O recorde, devidamente certificado, reconhece também um feito único: ela foi a única atriz a atuar em um filme aos 100 anos, com participação no longa "Nossa Vida Não Cabe Num Opala".
Nascida Dolores Gonçalves Costa, em Santa Maria Madalena (RJ), Dercy construiu uma imagem pública ousada e inconfundível. Com seu humor escrachado, uso impiedoso de palavrões e domínio absoluto do teatro de improviso, ela rompeu todas as barreiras possíveis para uma mulher de origem pobre e sem educação formal.
Fugiu de casa aos 17 anos, escondida embaixo de um vagão de trem, para integrar uma trupe de circo. E assim começou uma trajetória de coragem e paixão pelos palcos. Começou nos espetáculos de teatro mambembe, depois dominou o teatro de revista, brilhou nas chanchadas do cinema nacional e encantou (ou chocou) plateias na televisão.
A vida de Dercy foi marcada por episódios que só alguém como ela poderia protagonizar. Em 1969, seu programa na TV Globo, "Dercy de Verdade", foi suspenso pela Censura Federal em plena vigência do AI-5. Anos depois, em 1991, no Carnaval do Rio de Janeiro, causou polêmica ao desfilar com os seios à mostra em um carro alegórico da Viradouro, escola que a homenageava com o enredo "Bravíssimo".
Nada disso, no entanto, abalava sua alegria. Pelo contrário: ela fazia de tudo isso parte do show. Diva que inspira, não é mesmo!? Mesmo aos 100 anos, Dercy era um furacão de irreverência. No seu centenário, em 2007, promoveu uma festa pública em sua cidade natal, levantando as pernas para fotógrafos, distribuindo palavrões e declarando: "Eu vou sentir falta de vocês. Mas vocês também vão sentir a minha".Ela afirmava, aliás, que tinha 102 anos, pois segundo ela, seu pai a registrou dois anos depois do nascimento verdadeiro.
Filha de um alfaiate alcoólatra e de uma lavadeira que abandonou a família, Dercy enfrentou uma infância marcada por miséria, abandono e preconceito. Sofreu abusos, contraiu tuberculose, criou a filha sozinha e, mesmo já idosa, teve suas economias desviadas por empresários desonestos. Ainda assim, nunca perdeu o humor nem a vontade de viver.
Dercy morreu em 19 de julho de 2008, de complicações pulmonares.
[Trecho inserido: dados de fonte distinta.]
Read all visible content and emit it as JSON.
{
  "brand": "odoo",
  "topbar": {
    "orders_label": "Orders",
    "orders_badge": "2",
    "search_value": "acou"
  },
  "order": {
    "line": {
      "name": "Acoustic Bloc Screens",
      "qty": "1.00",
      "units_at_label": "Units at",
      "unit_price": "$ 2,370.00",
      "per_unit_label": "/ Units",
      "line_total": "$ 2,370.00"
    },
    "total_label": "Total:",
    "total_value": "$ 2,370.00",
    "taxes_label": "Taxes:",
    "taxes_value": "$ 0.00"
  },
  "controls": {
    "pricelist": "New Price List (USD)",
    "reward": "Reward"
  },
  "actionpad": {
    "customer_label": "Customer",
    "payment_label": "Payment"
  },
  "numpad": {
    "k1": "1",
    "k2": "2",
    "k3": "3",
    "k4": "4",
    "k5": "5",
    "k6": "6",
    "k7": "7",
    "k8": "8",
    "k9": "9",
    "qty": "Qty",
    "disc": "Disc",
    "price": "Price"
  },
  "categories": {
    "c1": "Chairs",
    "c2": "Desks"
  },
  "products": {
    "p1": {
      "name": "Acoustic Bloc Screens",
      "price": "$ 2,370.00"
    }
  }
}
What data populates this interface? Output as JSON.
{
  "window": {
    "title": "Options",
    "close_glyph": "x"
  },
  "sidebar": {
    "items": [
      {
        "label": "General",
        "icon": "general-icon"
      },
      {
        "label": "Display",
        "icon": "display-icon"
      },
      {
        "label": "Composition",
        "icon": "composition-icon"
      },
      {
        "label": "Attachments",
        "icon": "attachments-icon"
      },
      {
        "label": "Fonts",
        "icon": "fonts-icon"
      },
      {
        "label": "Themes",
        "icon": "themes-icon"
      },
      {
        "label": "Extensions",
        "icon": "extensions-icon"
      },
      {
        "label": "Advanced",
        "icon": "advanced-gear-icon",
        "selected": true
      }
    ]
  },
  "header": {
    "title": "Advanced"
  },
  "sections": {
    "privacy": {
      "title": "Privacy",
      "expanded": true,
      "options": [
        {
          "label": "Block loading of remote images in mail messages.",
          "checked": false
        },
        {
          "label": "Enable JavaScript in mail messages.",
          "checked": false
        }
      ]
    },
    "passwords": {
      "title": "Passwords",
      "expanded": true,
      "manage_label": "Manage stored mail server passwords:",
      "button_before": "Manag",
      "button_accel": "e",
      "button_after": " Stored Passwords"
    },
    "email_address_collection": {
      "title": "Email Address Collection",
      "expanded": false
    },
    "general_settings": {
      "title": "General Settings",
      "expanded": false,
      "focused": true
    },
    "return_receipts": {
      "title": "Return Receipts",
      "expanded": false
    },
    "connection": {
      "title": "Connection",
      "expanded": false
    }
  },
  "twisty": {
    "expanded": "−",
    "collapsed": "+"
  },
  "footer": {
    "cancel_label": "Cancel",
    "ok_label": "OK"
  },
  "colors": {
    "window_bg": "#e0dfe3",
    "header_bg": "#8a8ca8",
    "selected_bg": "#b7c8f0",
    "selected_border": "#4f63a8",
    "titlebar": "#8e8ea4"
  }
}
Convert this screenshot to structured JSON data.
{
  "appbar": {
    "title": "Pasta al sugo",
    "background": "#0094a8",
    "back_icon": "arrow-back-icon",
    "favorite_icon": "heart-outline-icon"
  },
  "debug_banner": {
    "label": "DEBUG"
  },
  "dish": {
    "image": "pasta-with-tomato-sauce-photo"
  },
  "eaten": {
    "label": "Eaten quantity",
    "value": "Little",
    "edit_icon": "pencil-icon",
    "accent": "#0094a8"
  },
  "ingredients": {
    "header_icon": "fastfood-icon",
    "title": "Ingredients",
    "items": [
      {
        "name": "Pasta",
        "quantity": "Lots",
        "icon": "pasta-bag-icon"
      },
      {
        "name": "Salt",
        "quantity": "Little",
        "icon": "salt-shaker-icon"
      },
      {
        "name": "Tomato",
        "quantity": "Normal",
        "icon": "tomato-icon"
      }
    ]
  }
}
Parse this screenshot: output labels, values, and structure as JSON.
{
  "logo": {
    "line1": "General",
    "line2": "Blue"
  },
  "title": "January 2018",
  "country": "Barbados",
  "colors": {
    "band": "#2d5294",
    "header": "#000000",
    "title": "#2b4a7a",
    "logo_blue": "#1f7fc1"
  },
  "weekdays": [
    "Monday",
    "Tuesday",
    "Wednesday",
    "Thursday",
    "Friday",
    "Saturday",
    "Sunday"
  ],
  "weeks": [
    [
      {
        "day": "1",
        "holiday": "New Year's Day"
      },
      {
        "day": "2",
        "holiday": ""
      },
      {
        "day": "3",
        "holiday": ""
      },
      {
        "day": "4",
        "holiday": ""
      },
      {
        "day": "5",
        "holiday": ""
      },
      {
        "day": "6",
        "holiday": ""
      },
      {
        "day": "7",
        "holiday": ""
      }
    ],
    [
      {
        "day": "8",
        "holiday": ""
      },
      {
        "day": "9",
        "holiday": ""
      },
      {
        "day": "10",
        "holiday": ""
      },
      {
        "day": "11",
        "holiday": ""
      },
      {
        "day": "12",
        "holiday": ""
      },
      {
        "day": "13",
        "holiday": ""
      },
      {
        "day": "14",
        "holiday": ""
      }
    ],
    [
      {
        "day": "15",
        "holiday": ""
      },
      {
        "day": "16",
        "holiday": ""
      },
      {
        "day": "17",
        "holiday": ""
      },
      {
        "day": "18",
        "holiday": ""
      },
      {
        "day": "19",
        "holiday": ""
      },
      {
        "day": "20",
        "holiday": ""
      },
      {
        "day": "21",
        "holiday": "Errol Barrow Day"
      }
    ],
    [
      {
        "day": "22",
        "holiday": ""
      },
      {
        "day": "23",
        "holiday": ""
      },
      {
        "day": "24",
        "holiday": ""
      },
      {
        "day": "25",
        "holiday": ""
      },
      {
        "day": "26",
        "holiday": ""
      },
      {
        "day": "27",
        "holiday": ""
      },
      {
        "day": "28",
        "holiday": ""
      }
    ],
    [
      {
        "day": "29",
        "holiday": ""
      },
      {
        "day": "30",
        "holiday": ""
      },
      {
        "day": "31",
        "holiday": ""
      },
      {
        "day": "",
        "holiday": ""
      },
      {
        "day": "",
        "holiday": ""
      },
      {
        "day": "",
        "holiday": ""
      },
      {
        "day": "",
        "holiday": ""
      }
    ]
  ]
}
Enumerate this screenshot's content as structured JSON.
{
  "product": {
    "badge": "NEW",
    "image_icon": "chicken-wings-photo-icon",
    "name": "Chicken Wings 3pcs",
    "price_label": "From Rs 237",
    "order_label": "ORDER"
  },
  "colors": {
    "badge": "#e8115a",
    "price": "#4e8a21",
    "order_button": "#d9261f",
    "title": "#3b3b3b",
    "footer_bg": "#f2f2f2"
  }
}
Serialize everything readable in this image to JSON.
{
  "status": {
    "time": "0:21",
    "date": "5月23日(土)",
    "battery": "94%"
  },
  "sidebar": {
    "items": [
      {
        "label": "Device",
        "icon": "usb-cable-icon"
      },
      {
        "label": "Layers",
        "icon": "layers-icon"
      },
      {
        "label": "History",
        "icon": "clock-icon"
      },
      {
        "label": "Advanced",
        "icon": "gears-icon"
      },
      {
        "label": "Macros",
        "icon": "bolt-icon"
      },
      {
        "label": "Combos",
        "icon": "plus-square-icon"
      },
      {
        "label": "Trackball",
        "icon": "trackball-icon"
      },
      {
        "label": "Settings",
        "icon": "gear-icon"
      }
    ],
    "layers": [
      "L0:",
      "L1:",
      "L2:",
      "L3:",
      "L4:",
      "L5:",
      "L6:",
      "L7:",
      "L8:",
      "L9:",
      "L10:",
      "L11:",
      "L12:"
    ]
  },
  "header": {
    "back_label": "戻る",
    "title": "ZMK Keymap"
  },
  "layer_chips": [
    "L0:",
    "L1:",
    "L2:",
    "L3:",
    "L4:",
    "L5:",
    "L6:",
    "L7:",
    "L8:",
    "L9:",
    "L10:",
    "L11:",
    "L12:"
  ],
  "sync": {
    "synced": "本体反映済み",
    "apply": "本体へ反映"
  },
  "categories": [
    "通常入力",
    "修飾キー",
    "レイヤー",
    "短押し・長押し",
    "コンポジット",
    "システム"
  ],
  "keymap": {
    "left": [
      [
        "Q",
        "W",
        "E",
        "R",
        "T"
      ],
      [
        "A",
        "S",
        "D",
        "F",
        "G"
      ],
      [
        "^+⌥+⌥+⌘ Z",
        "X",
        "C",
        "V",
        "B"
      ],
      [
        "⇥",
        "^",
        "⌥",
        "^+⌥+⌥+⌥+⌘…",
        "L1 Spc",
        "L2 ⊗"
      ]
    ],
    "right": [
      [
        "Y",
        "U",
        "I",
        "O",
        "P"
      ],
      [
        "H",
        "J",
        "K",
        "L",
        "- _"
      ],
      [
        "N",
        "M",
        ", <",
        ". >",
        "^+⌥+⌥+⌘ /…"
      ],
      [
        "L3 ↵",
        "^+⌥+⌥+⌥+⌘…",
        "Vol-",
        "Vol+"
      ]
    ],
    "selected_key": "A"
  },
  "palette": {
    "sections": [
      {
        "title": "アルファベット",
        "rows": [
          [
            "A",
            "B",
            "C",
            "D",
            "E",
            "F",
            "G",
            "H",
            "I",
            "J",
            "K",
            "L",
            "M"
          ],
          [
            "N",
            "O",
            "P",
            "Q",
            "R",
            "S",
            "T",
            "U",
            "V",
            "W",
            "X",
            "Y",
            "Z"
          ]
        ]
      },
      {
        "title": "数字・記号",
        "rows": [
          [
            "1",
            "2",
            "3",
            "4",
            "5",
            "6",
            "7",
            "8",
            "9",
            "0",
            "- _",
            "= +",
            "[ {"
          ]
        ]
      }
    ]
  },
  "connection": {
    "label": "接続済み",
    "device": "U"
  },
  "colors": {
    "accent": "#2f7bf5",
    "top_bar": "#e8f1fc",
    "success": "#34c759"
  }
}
Em um gesto simbólico e excêntrico, foi enterrada em pé, dentro de uma pirâmide de cristal, projeto que ela mesma idealizou. O Guinness reconheceu sua longevidade artística naquele mesmo ano. Em vida, ela já sabia que tinha deixado sua marca na história e que, muito provavelmente, ninguém a tiraria dali.